Astronomers from the University of Leeds have discovered the closest-orbiting pair of massive stars in a binary system ever seen, huddling together in the stellar nursery in which they were born. This discovery could help researchers test theories on the formation of high-mass binary stars throughout the galaxy.
One of the stars, known as PDS 27, orbits just 30 astronomical units (or AU’s, the average distance between the Earth and Sun), away from its stellar partner. This is 4.5 billion kilometers (2.8 billion miles) or, roughly, the distance between our Sun and the planet Neptune.
“This is a very exciting discovery, observing and simulating massive binaries at the early stages of their formation is one of the main struggles of modern astronomy. With PDS 27 and its companion we have now found the closest, most massive young stellar objects in binaries resolved to date,” said Evgenia Koumpia of the School of Physics and Astronomy at the University of Leeds.

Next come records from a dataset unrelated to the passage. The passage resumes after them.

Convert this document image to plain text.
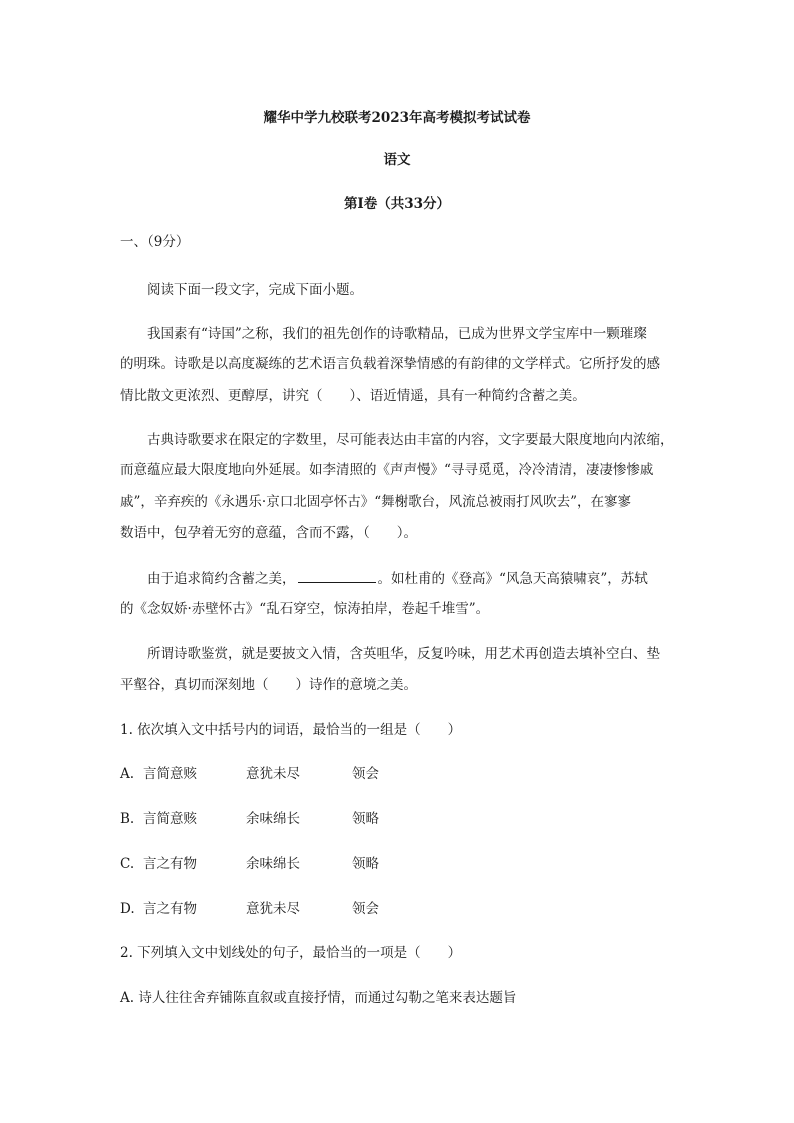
耀华中学九校联考2023年高考模拟考试试卷
语文
第Ⅰ卷（共33分）
一、（9分）
阅读下面一段文字，完成下面小题。
我国素有“诗国”之称，我们的祖先创作的诗歌精品，已成为世界文学宝库中一颗璀璨
的明珠。诗歌是以高度凝练的艺术语言负载着深挚情感的有韵律的文学样式。它所抒发的感
情比散文更浓烈、更醇厚，讲究（　　）、语近情遥，具有一种简约含蓄之美。
古典诗歌要求在限定的字数里，尽可能表达由丰富的内容，文字要最大限度地向内浓缩，
而意蕴应最大限度地向外延展。如李清照的《声声慢》“寻寻觅觅，冷冷清清，凄凄惨惨戚
戚”，辛弃疾的《永遇乐·京口北固亭怀古》“舞榭歌台，风流总被雨打风吹去”，在寥寥
数语中，包孕着无穷的意蕴，含而不露，（　　）。
由于追求简约含蓄之美，	。如杜甫的《登高》“风急天高猿啸哀”，苏轼
的《念奴娇·赤壁怀古》“乱石穿空，惊涛拍岸，卷起千堆雪”。
所谓诗歌鉴赏，就是要披文入情，含英咀华，反复吟味，用艺术再创造去填补空白、垫
平壑谷，真切而深刻地（　　）诗作的意境之美。
1. 依次填入文中括号内的词语，最恰当的一组是（　　）
A. 言简意赅	意犹未尽	领会
B. 言简意赅	余味绵长	领略
C. 言之有物	余味绵长	领略
D. 言之有物	意犹未尽	领会
2. 下列填入文中划线处的句子，最恰当的一项是（　　）
A. 诗人往往舍弃铺陈直叙或直接抒情，而通过勾勒之笔来表达题旨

Binary star systems are those in which two stars orbit around a common center of mass. Although astronomers have known for several years that PDS 27 is a young, massive star, it is only now that researchers have found it exists in a binary system. Roughly one-third of the stars in the Milky Way Galaxy reside in systems with two or more stars. The nearest star system to our own Sun, Alpha Centauri, is a binary system locked in a gravitational embrace with a third star, Proxima Centauri.
The star PDS 27 is roughly 10 times more massive than our own sun, and the system resides 8000 light years from Earth.
Researchers at Leeds also discovered a second, previously known, binary system, once thought to be a single star dubbed PDS 37. That pair is separated by between 42 and 54 astronomical units, approximately the spacing between the Sun and Pluto. Although this pair is not as close as the the system containing PDS 27, the discovery still serves a vital service for astronomers worldwide.
“There is a shortage of known young massive binary systems in charted space. High mass stars have comparatively short lifespans, burning out and exploding as supernovae in only a few million years, making them difficult to spot. This limits our ability to test the theories on how these stars form,” Koumpia explains.
The PIONIER instrument, part of the Very Large Telescope Interferometer (VLTI) at the Paranel Observatory, was utilized to separate images of the stars for the first time. This instrument, operated by the European Southern Observatory (ESO), combines images from four telescopes, each 8.2 meters (27 feet) in diameter, into a single picture, simulating the performance of a single telescope 130 meters (427 feet) across. Each pair of telescopes constitutes a baseline, the length of which is determined by the distance between each telescope.
“The greater the number of baselines, the more information you get on the morphology of your image, e.g., the level of detail for the objects,” said Julien Milli, astronomer at ESO.
Nearly all massive stars are found with one or more partners, but why this is the case remains a mystery to astronomers. What is known is that being in a system containing two or more stars has a significant effect on the evolution and development of these stellar bodies. Now, these new discoveries may help astronomers find the answer to questions about how these systems are born, live out their lives, and perish.